As I mentioned, the path you started down was fine. It makes sense to work with the logarithm rules you may currently be studying and/or those rules you are most familiar with.Witcher said:I get it now but it wasn’t easy, my instinct was to Ln both sides when i seen the e.
Thanks.
A parametric natural log graph is a type of graph that plots a logarithmic function against a parameter. In other words, both the x and y axes are determined by a single variable, rather than just the x-axis in a traditional graph. It is commonly used in scientific and mathematical analysis to show the relationship between two variables on a logarithmic scale.
To create a parametric natural log graph, you will first need to determine the logarithmic function that you want to plot. Then, choose a range of values for your parameter and calculate the corresponding x and y values for each point on the graph. Finally, plot these points on a graph with a logarithmic scale for the y-axis.
One of the main advantages of using a parametric natural log graph is that it allows you to easily visualize and analyze the relationship between two variables on a logarithmic scale. This can be especially useful when dealing with large ranges of values, as it allows for better comparison and identification of patterns.

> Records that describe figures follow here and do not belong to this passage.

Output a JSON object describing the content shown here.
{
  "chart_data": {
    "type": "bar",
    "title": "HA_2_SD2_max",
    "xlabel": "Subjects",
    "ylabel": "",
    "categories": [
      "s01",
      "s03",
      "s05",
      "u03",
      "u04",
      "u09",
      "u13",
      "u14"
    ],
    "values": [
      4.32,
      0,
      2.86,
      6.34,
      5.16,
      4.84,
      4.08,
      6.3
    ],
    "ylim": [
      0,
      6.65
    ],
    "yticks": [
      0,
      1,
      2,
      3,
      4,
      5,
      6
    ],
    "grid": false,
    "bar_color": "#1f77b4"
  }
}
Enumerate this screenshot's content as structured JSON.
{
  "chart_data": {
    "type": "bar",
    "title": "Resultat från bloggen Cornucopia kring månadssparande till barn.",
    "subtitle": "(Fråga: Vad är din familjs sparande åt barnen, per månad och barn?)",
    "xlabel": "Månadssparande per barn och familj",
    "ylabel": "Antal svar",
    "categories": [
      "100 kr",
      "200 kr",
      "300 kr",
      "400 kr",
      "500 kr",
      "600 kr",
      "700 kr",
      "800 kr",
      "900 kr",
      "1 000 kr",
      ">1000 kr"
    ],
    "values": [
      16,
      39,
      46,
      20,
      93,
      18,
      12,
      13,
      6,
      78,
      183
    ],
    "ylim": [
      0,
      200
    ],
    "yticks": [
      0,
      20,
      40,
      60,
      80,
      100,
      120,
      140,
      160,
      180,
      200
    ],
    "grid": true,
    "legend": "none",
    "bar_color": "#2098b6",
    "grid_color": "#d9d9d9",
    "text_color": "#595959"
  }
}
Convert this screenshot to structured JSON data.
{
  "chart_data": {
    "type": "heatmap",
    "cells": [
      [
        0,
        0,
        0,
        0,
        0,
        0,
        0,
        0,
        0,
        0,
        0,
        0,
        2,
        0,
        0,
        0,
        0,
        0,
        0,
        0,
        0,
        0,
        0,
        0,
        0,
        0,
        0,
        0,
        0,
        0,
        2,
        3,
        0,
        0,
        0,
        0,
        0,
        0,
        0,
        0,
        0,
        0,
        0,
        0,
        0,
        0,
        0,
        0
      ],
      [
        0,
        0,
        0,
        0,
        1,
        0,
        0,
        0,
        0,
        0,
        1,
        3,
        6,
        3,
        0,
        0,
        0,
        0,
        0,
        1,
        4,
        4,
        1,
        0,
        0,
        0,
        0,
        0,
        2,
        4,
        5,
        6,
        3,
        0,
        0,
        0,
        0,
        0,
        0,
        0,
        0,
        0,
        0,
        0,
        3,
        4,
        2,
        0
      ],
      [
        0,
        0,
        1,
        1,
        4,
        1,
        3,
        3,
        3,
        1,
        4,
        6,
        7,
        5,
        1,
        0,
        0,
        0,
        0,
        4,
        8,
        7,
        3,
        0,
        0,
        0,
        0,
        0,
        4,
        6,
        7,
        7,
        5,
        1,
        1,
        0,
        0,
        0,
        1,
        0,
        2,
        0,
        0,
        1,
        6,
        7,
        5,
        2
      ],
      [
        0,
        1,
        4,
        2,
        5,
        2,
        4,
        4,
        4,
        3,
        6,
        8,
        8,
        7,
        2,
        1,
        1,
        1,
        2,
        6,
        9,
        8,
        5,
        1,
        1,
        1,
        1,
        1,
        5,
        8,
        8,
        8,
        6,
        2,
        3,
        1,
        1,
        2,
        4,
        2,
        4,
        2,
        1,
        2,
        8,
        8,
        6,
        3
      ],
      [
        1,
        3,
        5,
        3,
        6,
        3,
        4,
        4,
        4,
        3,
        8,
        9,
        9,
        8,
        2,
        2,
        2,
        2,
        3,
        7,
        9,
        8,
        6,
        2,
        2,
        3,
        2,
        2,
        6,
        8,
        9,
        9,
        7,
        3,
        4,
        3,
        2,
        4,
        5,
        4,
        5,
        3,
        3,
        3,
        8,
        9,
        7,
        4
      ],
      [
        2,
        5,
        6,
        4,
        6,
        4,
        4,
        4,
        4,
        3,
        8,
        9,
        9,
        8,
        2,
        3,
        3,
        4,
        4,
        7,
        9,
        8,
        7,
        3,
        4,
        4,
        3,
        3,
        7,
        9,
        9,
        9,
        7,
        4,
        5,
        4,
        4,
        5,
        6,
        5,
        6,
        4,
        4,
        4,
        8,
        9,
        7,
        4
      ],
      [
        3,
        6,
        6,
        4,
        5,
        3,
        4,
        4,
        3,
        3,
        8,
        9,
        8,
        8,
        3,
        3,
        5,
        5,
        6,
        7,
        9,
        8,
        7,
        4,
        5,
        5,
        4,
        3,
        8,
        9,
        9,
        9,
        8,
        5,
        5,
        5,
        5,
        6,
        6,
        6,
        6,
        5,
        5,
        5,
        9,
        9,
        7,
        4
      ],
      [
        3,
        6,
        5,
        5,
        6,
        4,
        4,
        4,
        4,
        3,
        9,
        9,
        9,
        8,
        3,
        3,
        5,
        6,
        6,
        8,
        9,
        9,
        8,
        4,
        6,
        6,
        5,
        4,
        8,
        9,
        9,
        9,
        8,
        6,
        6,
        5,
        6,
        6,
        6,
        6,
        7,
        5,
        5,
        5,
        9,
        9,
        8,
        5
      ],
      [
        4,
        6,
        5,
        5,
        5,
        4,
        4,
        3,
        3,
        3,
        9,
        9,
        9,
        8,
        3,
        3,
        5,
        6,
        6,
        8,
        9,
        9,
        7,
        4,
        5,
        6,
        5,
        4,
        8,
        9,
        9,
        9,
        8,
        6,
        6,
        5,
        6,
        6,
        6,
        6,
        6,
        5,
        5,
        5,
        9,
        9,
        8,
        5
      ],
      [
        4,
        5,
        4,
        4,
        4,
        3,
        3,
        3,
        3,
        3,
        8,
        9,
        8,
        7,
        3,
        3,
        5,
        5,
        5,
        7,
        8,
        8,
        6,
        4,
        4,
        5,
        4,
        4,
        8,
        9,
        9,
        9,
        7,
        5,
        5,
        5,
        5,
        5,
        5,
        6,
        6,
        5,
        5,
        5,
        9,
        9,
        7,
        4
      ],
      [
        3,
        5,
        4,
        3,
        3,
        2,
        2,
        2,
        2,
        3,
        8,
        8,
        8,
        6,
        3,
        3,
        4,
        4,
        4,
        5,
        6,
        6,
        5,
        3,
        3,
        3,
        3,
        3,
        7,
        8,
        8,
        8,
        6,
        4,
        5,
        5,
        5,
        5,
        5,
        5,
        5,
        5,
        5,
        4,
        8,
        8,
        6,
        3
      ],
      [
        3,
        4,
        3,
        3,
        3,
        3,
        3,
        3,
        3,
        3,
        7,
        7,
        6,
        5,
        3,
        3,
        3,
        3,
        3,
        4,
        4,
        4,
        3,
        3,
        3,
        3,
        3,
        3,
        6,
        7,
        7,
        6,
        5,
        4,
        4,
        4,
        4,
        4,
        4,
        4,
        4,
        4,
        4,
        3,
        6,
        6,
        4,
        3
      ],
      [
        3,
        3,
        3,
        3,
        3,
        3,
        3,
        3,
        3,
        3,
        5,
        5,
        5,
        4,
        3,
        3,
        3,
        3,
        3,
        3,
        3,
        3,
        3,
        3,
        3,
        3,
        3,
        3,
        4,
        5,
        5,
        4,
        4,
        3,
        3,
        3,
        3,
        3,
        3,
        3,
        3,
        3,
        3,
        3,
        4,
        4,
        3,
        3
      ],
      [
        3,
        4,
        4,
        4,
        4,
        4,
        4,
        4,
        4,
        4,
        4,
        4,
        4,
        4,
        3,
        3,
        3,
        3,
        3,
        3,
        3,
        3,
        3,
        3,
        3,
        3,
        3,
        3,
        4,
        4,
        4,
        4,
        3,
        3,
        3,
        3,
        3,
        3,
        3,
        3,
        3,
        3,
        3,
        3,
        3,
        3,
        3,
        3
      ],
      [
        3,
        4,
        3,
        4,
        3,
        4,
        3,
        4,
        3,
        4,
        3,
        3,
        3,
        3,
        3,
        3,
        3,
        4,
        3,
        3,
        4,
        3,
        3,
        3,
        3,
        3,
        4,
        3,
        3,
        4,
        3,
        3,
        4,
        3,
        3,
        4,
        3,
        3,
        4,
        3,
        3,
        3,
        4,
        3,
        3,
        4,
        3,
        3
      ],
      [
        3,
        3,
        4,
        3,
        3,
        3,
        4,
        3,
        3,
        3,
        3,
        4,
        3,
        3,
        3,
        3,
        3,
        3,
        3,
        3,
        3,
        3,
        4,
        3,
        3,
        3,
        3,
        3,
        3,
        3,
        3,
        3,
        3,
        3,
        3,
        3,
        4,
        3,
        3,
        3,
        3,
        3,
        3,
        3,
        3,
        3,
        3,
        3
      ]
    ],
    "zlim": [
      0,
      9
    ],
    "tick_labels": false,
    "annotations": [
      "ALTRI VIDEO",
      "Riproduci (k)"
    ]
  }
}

A parametric natural log graph is best used when representing data that follows a logarithmic relationship. This can include data that exhibits exponential growth or decay, such as population growth, disease spread, or radioactive decay. It can also be useful for representing data with a large range of values, as mentioned previously.
While parametric natural log graphs are commonly used in scientific and mathematical analysis, they can also be used for non-scientific data. For example, they can be used to plot financial data, such as stock prices, that may follow a logarithmic pattern. However, it is important to ensure that a logarithmic relationship actually exists in the data before using this type of graph.